ADFC-Jahresbilanz
2020 Die
Verkehrswende steckt im Stau Das Fahrrad boomte im
Corona-Jahr. Nie wurden mehr Fahrräder verkauft als 2020, nie
entdeckten so viele Menschen das Radfahren neu für sich, als während
der Pandemie. Dennoch zieht der Fahrradclub ADFC eine ernüchterte
Bilanz. ADFC-Vizebundesvorsitzende
Rebecca Peters sagt: „Eigentlich stehen alle Zeichen auf Grün für
den Radverkehr. Immer mehr Menschen wollen im Alltag das Auto gern häufiger
gegen das Rad eintauschen. Erstmals gibt es richtig Geld vom Bund für
den Radwegebau in den Kommunen. Die Politik überschlägt sich mit
Empfehlungen zum Radfahren. Selbst der ADAC sagt, dass die Radwege in
Deutschland schlicht unterdimensioniert sind. Und dennoch kommt die
Verkehrswende mit der Neuverteilung des Straßenraums nicht aus den
Startlöchern. Politische Mutlosigkeit in Stadträten und
Verkehrsverwaltungen sind die Hauptursache des Problems. Verstärkt wird
die Blockade durch lautstarke Auto-Traditionalisten, die mit Klauen und
Zähnen ihr eingebildetes Recht verteidigen, vor jedem beliebigen Ziel
parken zu dürfen – am besten gratis und über zwei Parkplätze
hinweg, weil die immer größeren Autos nirgendwo mehr hineinpassen. Den
Ländern und Kommunen, die die Zeichen der Zeit erkannt haben und
Fahrrad, Fuß und Nahverkehr mehr Platz und Priorität in der
Stadtplanung einräumen, gratulieren wir ausdrücklich zu einer
zukunftsorientierten Politik. Den anderen rufen wir zu: Fangt endlich
an! Auto-first-Politik war gestern – die Menschen wollen gute
Alternativen!“ Bundesregierung
verfehlt NRVP-Ziel Der
ADFC kritisiert auch die Nicht-Erreichung selbst der ambitionslosen
Ziele des jetzt ablaufenden Nationalen Radverkehrsplans (NRVP)
2020. Damit hatte die Bundesregierung einen deutschlandweiten
Radverkehrsanteil von 15 Prozent am Gesamtverkehr angestrebt. Zum
Vergleich: Die Niederlande haben einen Radverkehrsanteil von 27 Prozent.

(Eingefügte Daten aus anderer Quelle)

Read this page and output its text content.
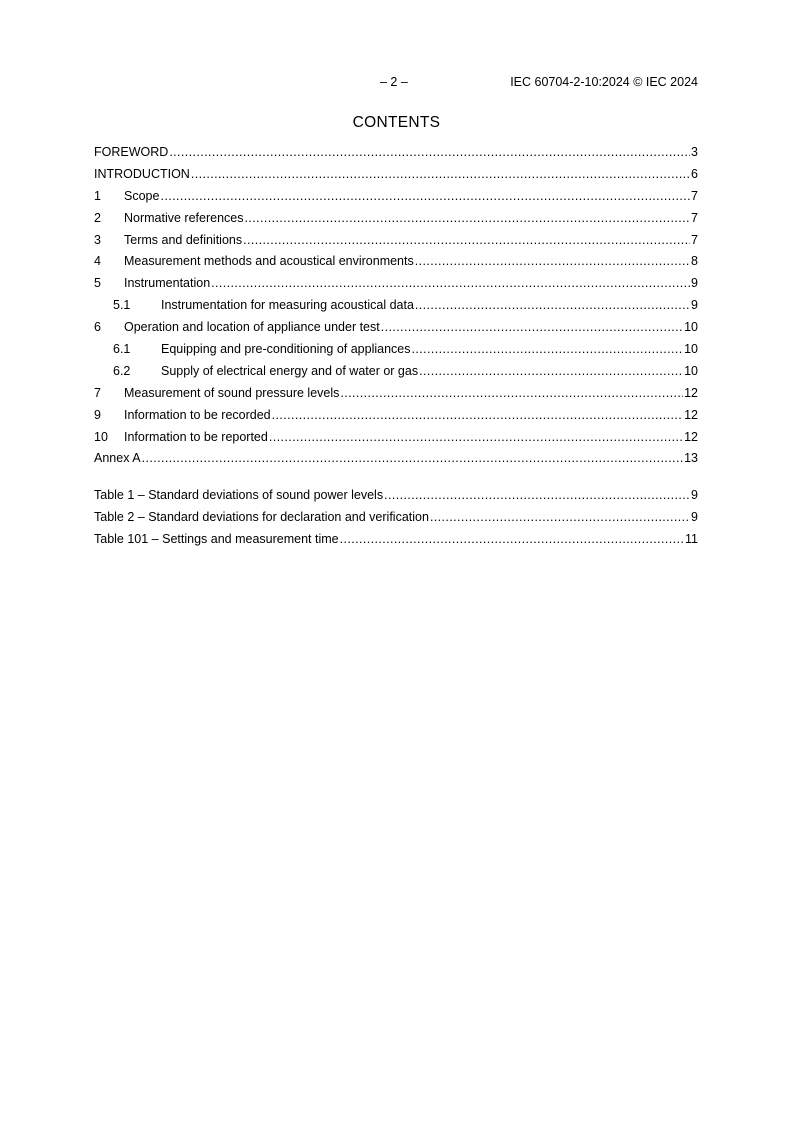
– 2 –	IEC 60704-2-10:2024 © IEC 2024
CONTENTS
FOREWORD .....	3
INTRODUCTION .....	6
1	Scope .....	7
2	Normative references .....	7
3	Terms and definitions .....	7
4	Measurement methods and acoustical environments .....	8
5	Instrumentation .....	9
5.1	Instrumentation for measuring acoustical data .....	9
6	Operation and location of appliance under test .....	10
6.1	Equipping and pre-conditioning of appliances .....	10
6.2	Supply of electrical energy and of water or gas .....	10
7	Measurement of sound pressure levels .....	12
9	Information to be recorded .....	12
10	Information to be reported .....	12
Annex A .....	13
Table 1 – Standard deviations of sound power levels .....	9
Table 2 – Standard deviations for declaration and verification .....	9
Table 101 – Settings and measurement time .....	11
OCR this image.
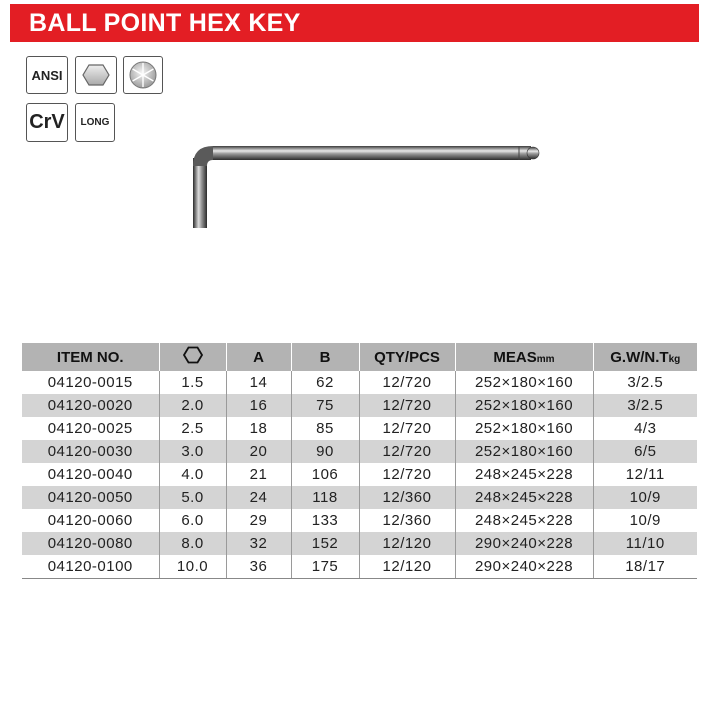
BALL POINT HEX KEY
ANSI
CrV LONG
ITEM NO.		A	B	QTY/PCS	MEASmm	G.W/N.Tkg
04120-0015	1.5	14	62	12/720	252×180×160	3/2.5
04120-0020	2.0	16	75	12/720	252×180×160	3/2.5
04120-0025	2.5	18	85	12/720	252×180×160	4/3
04120-0030	3.0	20	90	12/720	252×180×160	6/5
04120-0040	4.0	21	106	12/720	248×245×228	12/11
04120-0050	5.0	24	118	12/360	248×245×228	10/9
04120-0060	6.0	29	133	12/360	248×245×228	10/9
04120-0080	8.0	32	152	12/120	290×240×228	11/10
04120-0100	10.0	36	175	12/120	290×240×228	18/17
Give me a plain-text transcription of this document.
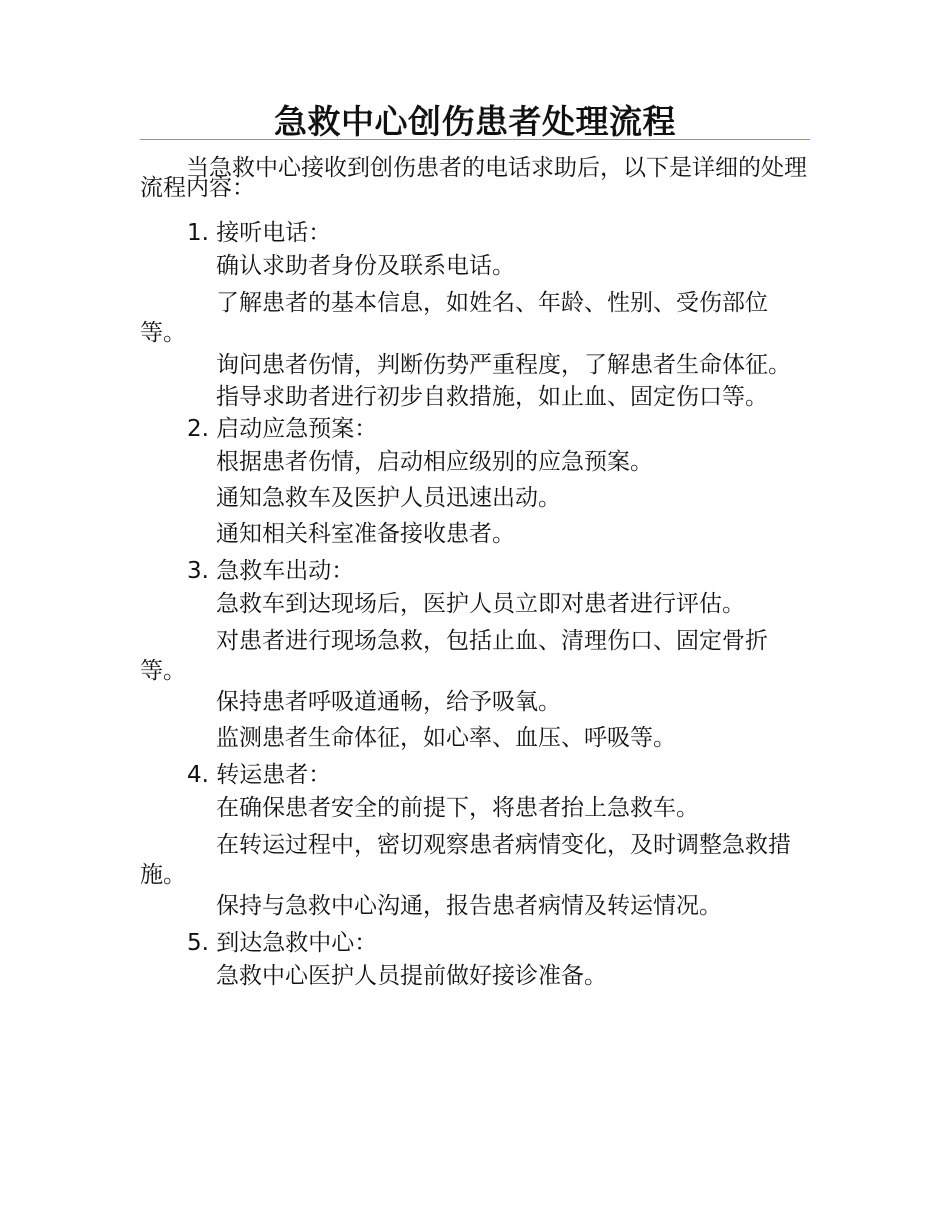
急救中心创伤患者处理流程
当急救中心接收到创伤患者的电话求助后，以下是详细的处理流程内容：
1. 接听电话：
确认求助者身份及联系电话。
了解患者的基本信息，如姓名、年龄、性别、受伤部位等。
询问患者伤情，判断伤势严重程度，了解患者生命体征。
指导求助者进行初步自救措施，如止血、固定伤口等。
2. 启动应急预案：
根据患者伤情，启动相应级别的应急预案。
通知急救车及医护人员迅速出动。
通知相关科室准备接收患者。
3. 急救车出动：
急救车到达现场后，医护人员立即对患者进行评估。
对患者进行现场急救，包括止血、清理伤口、固定骨折等。
保持患者呼吸道通畅，给予吸氧。
监测患者生命体征，如心率、血压、呼吸等。
4. 转运患者：
在确保患者安全的前提下，将患者抬上急救车。
在转运过程中，密切观察患者病情变化，及时调整急救措施。
保持与急救中心沟通，报告患者病情及转运情况。
5. 到达急救中心：
急救中心医护人员提前做好接诊准备。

Hierzulande tatsächlich erreicht wurden nach letzten
Studien elf Prozent, das
entspricht einem Prozentpunkt Wachstum in zehn Jahren NRVP-Laufzeit.
Deutliche Wachstumsraten beim Radverkehr haben nur die Stadtstaaten
Bremen, Berlin und Hamburg. Marginal verbessern konnten sich
Niedersachen, Schleswig-Holstein, Bayern, Baden-Württemberg,
Rheinland-Pfalz, Nordrhein-Westfalen und Mecklenburg-Vorpommern.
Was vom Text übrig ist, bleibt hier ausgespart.